I am the man, I suffered, I was there.
— Walt Whitman, Song of Myself
Promontory Summit, Utah Territory, May 10, 1869
While the locomotives panted for the steamy consummation of the wedding of the rails, I was looking for the true bridegrooms: the Chinese who had laid the final tracks. I had no interest in capturing the official flummery. I’d leave that to Hart, Savage, and Russell to fix expertly on their glass-plate negatives for eastern newspapers, souvenir postcards, and stereopticons. I don’t know why I wanted to take the Chinamen’s picture, but I suspect it had to do with Chen. On that long-gone May afternoon in Utah, I had no idea that the coolies were being feted out of sight by Jim Strowbridge in his private car. For all I knew, they might have been pitched off Promontory Summit, buried alive in one of their own excavations, or crated up for shipment to the land of their ancestors. Strowbridge was foreman for the Central Pacific, which had dug and dynamited its way from Sacramento, through the Sierra Nevada, to meet the Union Pacific near Ogden. Ever since finding out about his little soirée, I’ve been suspicious of the railroad’s motives in whisking the Chinese crew down the line and away from the festivities.
I took a few pictures for Durant, who was my patron, of sorts. I wasn’t much good yet as a photographer, and he could get all he needed from the famous cameramen in attendance. Still, I thought I’d better show him something for the railroad’s money: a little legerdemain of light and shadow. The camera and darkroom setup were expensive, and “What the Lord giveth, He taketh away.” If you’re not sufficiently appreciative. I didn’t want Durant to take back my camera. Photography had enthralled me since the day Kari and I got our portrait made at the hundredth meridian. I had what you might call an instinct for it. Edward Jackson said later that I had the makings of a first-class photographer. So I made several exposures of the two locomotives, cowcatchers kissing; of the dignitaries, chests puffed out; and of the Irish, squatting by the rails. They’d as much right to the honor as I did to my medal. Only one of the pictures turned out passably well: It showed the Union Pacific’s locomotive engineer reaching toward the Central Pacific’s man, holding a bottle of champagne. (You’ve probably seen Russell’s version.)

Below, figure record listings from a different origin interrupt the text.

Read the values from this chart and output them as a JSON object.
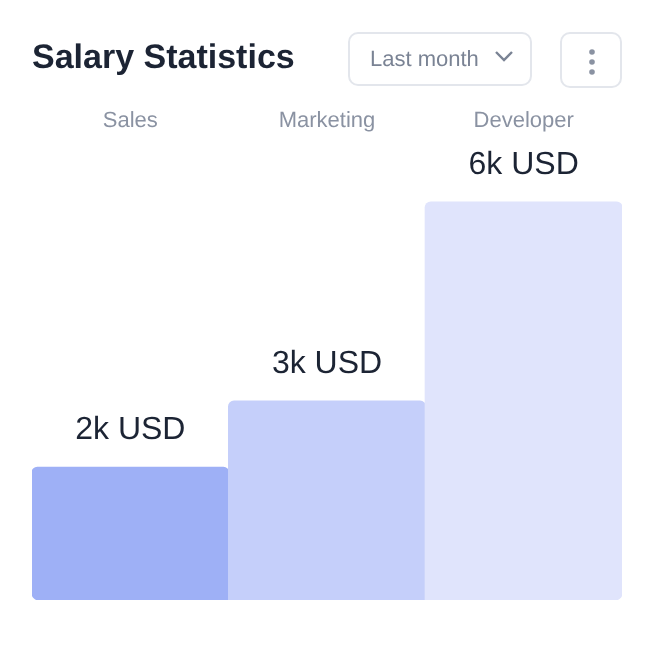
{
  "chart_data": {
    "type": "bar",
    "title": "Salary Statistics",
    "categories": [
      "Sales",
      "Marketing",
      "Developer"
    ],
    "values": [
      2,
      3,
      6
    ],
    "colors": [
      "#9eb0f6",
      "#c5cffa",
      "#e0e4fc"
    ],
    "value_labels": [
      "2k USD",
      "3k USD",
      "6k USD"
    ],
    "annotations": [
      "Last month"
    ],
    "tick_labels": "x"
  }
}
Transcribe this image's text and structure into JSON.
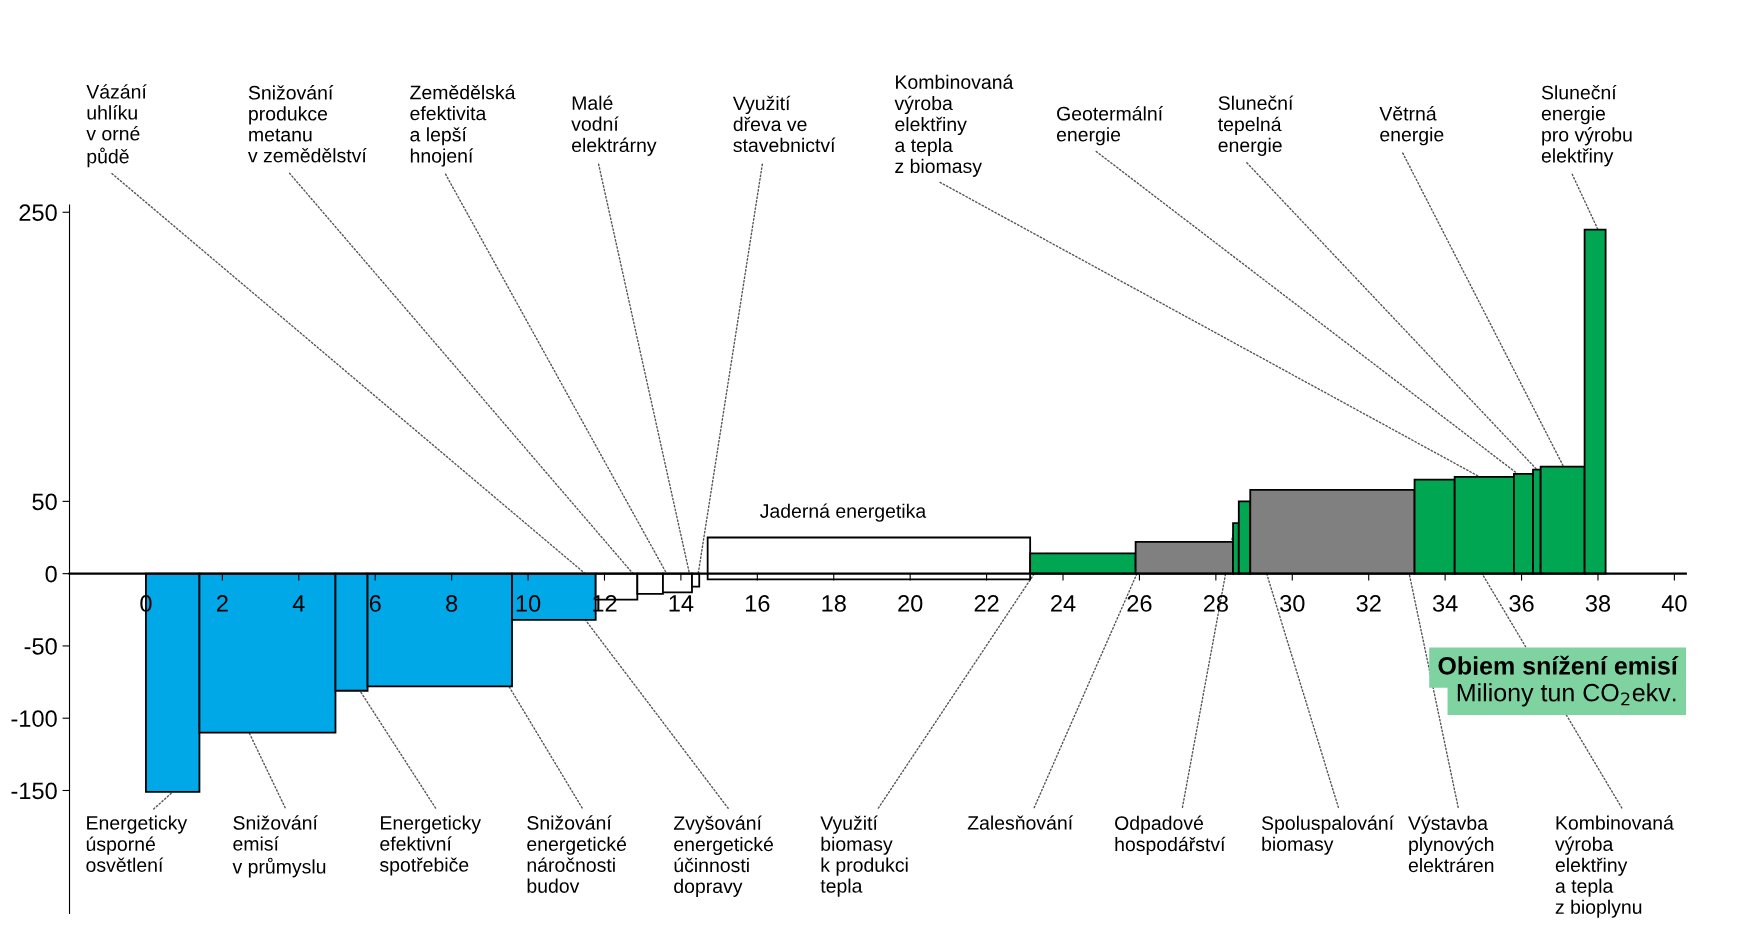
{
  "chart_data": {
    "type": "histogram",
    "xlabel": "Objem snížení emisí\nMiliony tun CO$_{2}$ekv.",
    "bins": [
      0,
      1.4,
      4.96,
      5.8,
      9.58,
      11.77,
      12.86,
      13.53,
      14.29,
      14.48,
      14.7,
      23.14,
      25.9,
      28.45,
      28.6,
      28.9,
      33.2,
      34.25,
      35.8,
      36.3,
      36.5,
      37.65,
      38.2
    ],
    "series": [
      {
        "colors": [
          "#00a8e8",
          "#00a8e8",
          "#00a8e8",
          "#00a8e8",
          "#00a8e8",
          "#ffffff",
          "#ffffff",
          "#ffffff",
          "#ffffff",
          "#ffffff",
          "#ffffff",
          "#00a651",
          "#808080",
          "#00a651",
          "#00a651",
          "#808080",
          "#00a651",
          "#00a651",
          "#00a651",
          "#00a651",
          "#00a651",
          "#00a651"
        ],
        "base": [
          null,
          null,
          null,
          null,
          null,
          null,
          null,
          null,
          null,
          null,
          -4,
          null,
          null,
          null,
          null,
          null,
          null,
          null,
          null,
          null,
          null,
          null
        ],
        "values": [
          -151,
          -110,
          -81,
          -78,
          -32,
          -18,
          -14,
          -13,
          -9,
          null,
          29,
          14,
          22,
          35,
          50,
          58,
          65,
          67,
          69,
          72,
          74,
          238
        ]
      }
    ],
    "xlim": [
      -2,
      40.3
    ],
    "ylim": [
      -235,
      255
    ],
    "xticks": [
      0,
      2,
      4,
      6,
      8,
      10,
      12,
      14,
      16,
      18,
      20,
      22,
      24,
      26,
      28,
      30,
      32,
      34,
      36,
      38,
      40
    ],
    "yticks": [
      -150,
      -100,
      -50,
      0,
      50,
      250
    ],
    "grid": false,
    "annotations": [
      {
        "text": "Vázání\nuhlíku\nv orné\npůdě",
        "x": 12.3,
        "y": -18
      },
      {
        "text": "Snižování\nprodukce\nmetanu\nv zemědělství",
        "x": 13.2,
        "y": -14
      },
      {
        "text": "Zemědělská\nefektivita\na lepší\nhnojení",
        "x": 13.9,
        "y": -13
      },
      {
        "text": "Malé\nvodní\nelektrárny",
        "x": 14.3,
        "y": -9
      },
      {
        "text": "Využití\ndřeva ve\nstavebnictví",
        "x": 14.4,
        "y": -9
      },
      {
        "text": "Kombinovaná\nvýroba\nelektřiny\na tepla\nz biomasy",
        "x": 34.9,
        "y": 67
      },
      {
        "text": "Geotermální\nenergie",
        "x": 35.9,
        "y": 69
      },
      {
        "text": "Sluneční\ntepelná\nenergie",
        "x": 36.4,
        "y": 72
      },
      {
        "text": "Větrná\nenergie",
        "x": 37.1,
        "y": 74
      },
      {
        "text": "Sluneční\nenergie\npro výrobu\nelektřiny",
        "x": 38.0,
        "y": 238
      },
      {
        "text": "Energeticky\núsporné\nosvětlení",
        "x": 0.7,
        "y": -151
      },
      {
        "text": "Snižování\nemisí\nv průmyslu",
        "x": 2.7,
        "y": -110
      },
      {
        "text": "Energeticky\nefektivní\nspotřebiče",
        "x": 5.6,
        "y": -81
      },
      {
        "text": "Snižování\nenergetické\nnáročnosti\nbudov",
        "x": 9.5,
        "y": -78
      },
      {
        "text": "Zvyšování\nenergetické\núčinnosti\ndopravy",
        "x": 11.5,
        "y": -32
      },
      {
        "text": "Využití\nbiomasy\nk produkci\ntepla",
        "x": 23.6,
        "y": 14
      },
      {
        "text": "Zalesňování",
        "x": 26.3,
        "y": 22
      },
      {
        "text": "Odpadové\nhospodářství",
        "x": 28.5,
        "y": 35
      },
      {
        "text": "Spoluspalování\nbiomasy",
        "x": 28.75,
        "y": 50
      },
      {
        "text": "Výstavba\nplynových\nelektráren",
        "x": 32.6,
        "y": 58
      },
      {
        "text": "Kombinovaná\nvýroba\nelektřiny\na tepla\nz bioplynu",
        "x": 33.5,
        "y": 65
      },
      "Jaderná energetika"
    ]
  }
}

In spite of the rough crowd packed into the picture, beneath the engineers’ outstretched hands — one clutching a bottle, the other about to receive it — the photograph made me think of God in a tangle of angels, touching Adam’s finger with His, although both of those gents were staunch teetotalers and probably Methodists. I’d seen an engraving of Michelangelo’s famous fresco hanging in Stanton’s office. It looked as out of place as a nosebleed on a wedding dress. Unless Stanton pictured himself the Lord of Hosts, adjuring shirkers with His galvanic finger. Or maybe we were meant to see Abe Lincoln in that graven image, about to give “old Mars” a vivifying jolt. War and electricity do seem to be connected by a mystic chord. Whitman wrote in Leaves : “I sing the Body electric,/ The armies of those I love engirth me and I engirth them. ”
Durant had bought me the photographic equipment in answer to my proposition. I doubt he did it to further my education or to show his appreciation for my years of servility. No, he was not that sort of man. He did nothing in his life without a mental calculation determining the advantage to himself. Durant bought me my camera because it pleased him to think of himself doing it. I knew in advance just what terms of endearment I would use to express my gratitude. Four years in service as a steward taught me the protocols by which men meet men as something other than equals. But first, I’d have to pass an unholy night with him.